How would you deploy a Django application to a production environment, considering scalability and security?

  • Deploy the Django application without a reverse proxy. Implement security measures within Django views and models. Use a basic firewall.
  • Host the application on a shared hosting platform. Use self-signed certificates for SSL/TLS. Deploy only a single server instance. Enable root access for easier management.
  • Use a single server with Docker containers for isolation. Disable SSL/TLS for faster performance.
  • Use a web server like Nginx or Apache as a reverse proxy in front of Gunicorn or uWSGI. Implement SSL/TLS for secure communication. Utilize a load balancer to distribute traffic across multiple server instances. Harden the server by following security best practices.
Deploying a Django application for production involves multiple steps, including setting up a reverse proxy, securing communications with SSL/TLS, load balancing for scalability, and following security best practices.

How would you design a class that shouldn’t be instantiated?

  • By declaring the class as abstract.
  • By defining a private constructor.
  • By making the class private.
  • By using the final keyword.
To prevent a class from being instantiated, you can define a private constructor. When the constructor is private, it cannot be called from outside the class, effectively preventing object creation.

How would you enable Cross-Origin Resource Sharing (CORS) in a Flask application?

  • CORS is enabled by default in Flask
  • Modify the browser's settings
  • Use the "@cross_origin" decorator
  • Use the Flask-CORS extension
You can enable CORS in Flask by using the Flask-CORS extension. The other options are not the recommended way to enable CORS in Flask.

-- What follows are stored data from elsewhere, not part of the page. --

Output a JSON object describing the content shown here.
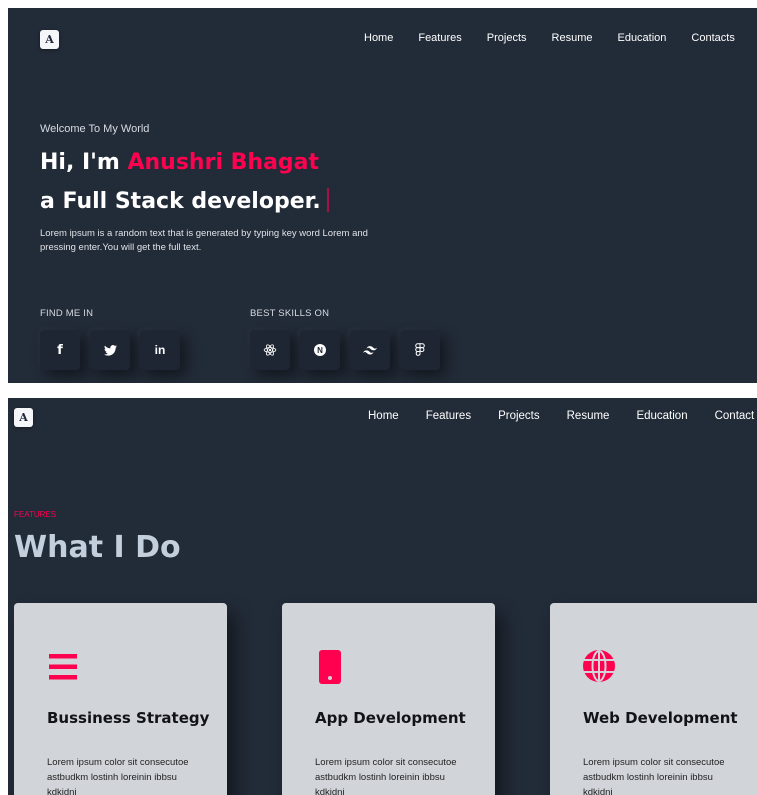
{
  "logo": {
    "letter": "A"
  },
  "nav": {
    "items": [
      {
        "label": "Home"
      },
      {
        "label": "Features"
      },
      {
        "label": "Projects"
      },
      {
        "label": "Resume"
      },
      {
        "label": "Education"
      },
      {
        "label": "Contacts"
      }
    ],
    "clipped_last_label": "Contact"
  },
  "hero": {
    "welcome": "Welcome To My World",
    "greeting": "Hi, I'm ",
    "name": "Anushri Bhagat",
    "role": "a Full Stack developer.",
    "description": "Lorem ipsum is a random text that is generated by typing key word Lorem and pressing enter.You will get the full text.",
    "find_me_label": "FIND ME IN",
    "skills_label": "BEST SKILLS ON",
    "social": [
      {
        "icon": "facebook-icon",
        "glyph": "f"
      },
      {
        "icon": "twitter-icon",
        "glyph": "twitter"
      },
      {
        "icon": "linkedin-icon",
        "glyph": "in"
      }
    ],
    "skills": [
      {
        "icon": "react-icon"
      },
      {
        "icon": "nextjs-icon",
        "glyph": "N"
      },
      {
        "icon": "tailwind-icon"
      },
      {
        "icon": "figma-icon"
      }
    ]
  },
  "features": {
    "eyebrow": "FEATURES",
    "title": "What I Do",
    "cards": [
      {
        "icon": "menu-icon",
        "title": "Bussiness Strategy",
        "text": "Lorem ipsum color sit consecutoe astbudkm lostinh loreinin ibbsu kdkidni"
      },
      {
        "icon": "smartphone-icon",
        "title": "App Development",
        "text": "Lorem ipsum color sit consecutoe astbudkm lostinh loreinin ibbsu kdkidni"
      },
      {
        "icon": "globe-icon",
        "title": "Web Development",
        "text": "Lorem ipsum color sit consecutoe astbudkm lostinh loreinin ibbsu kdkidni"
      }
    ]
  },
  "colors": {
    "accent": "#ff014f",
    "background": "#222b38",
    "card": "#d1d5da",
    "title_muted": "#c4cfde"
  }
}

How would you enable Cross-Origin Resource Sharing (CORS) in a Flask application?

  • Add Access-Control-Allow-Origin header to each route manually.
  • CORS is not applicable to Flask applications.
  • Set CORS_ENABLED = True in the Flask app configuration.
  • Use the @cross_origin decorator from the flask_cors extension.
To enable CORS in a Flask application, you typically use the @cross_origin decorator provided by the flask_cors extension. This allows you to control which origins are allowed to access your API.

How would you ensure that a piece of code in a module is only executed when the module is run as a standalone program and not when it is imported?

  • #execute_if_standalone
  • #only_run_when_main
  • #standalone_code
  • if name == "main":
To ensure that a piece of code in a Python module is only executed when the module is run as a standalone program and not when it is imported, you can use the special if __name__ == "__main__": conditional statement. Code inside this block will only run when the module is the main entry point of the program.

How would you find the loop in a linked list?

  • Iterate through the list and check for a null reference
  • Use a hash table to store visited nodes
  • Use a stack to track visited nodes
  • Use Floyd's Tortoise and Hare algorithm
Floyd's Tortoise and Hare algorithm is a popular technique to detect a loop in a linked list. It involves two pointers moving at different speeds through the list. If there's a loop, they will eventually meet. The other options are not efficient for loop detection.

How would you find the shortest path in a weighted graph?

  • A* Algorithm
  • Breadth-First Search
  • Depth-First Search
  • Dijkstra's Algorithm
Dijkstra's Algorithm is used to find the shortest path in a weighted graph with non-negative edge weights. It guarantees the shortest path but doesn't work with negative weights. Breadth-First and Depth-First Search are used for different purposes, and A* is for finding the shortest path with heuristics.

How would you handle collisions in a hash table?

  • Ignore the new value
  • Replace the existing value with the new one
  • Resize the hash table
  • Use linear probing
Collisions in a hash table can be handled by using techniques like linear probing, which involves searching for the next available slot in the table when a collision occurs. This ensures that all values are eventually stored without excessive collisions.

How would you handle large DataFrames that do not fit into memory using Pandas?

  • Reducing the precision of data
  • Reshaping the DataFrame
  • Splitting the DataFrame into smaller chunks
  • Using the Dask library
When dealing with large DataFrames that do not fit into memory, you can use the Dask library, which allows for distributed computing and can handle larger-than-memory datasets.

How would you handle missing data for a numerical feature in a dataset before training a machine learning model?

  • Ignore missing data, it won't affect the model
  • Remove the rows with missing data
  • Replace missing values with a random value
  • Replace missing values with the mean of the feature
Handling missing data is crucial. Replacing missing values with the mean of the feature is a common practice as it retains data and doesn't introduce bias, especially in numerical features. Removing rows or using random values can lead to loss of information or noise.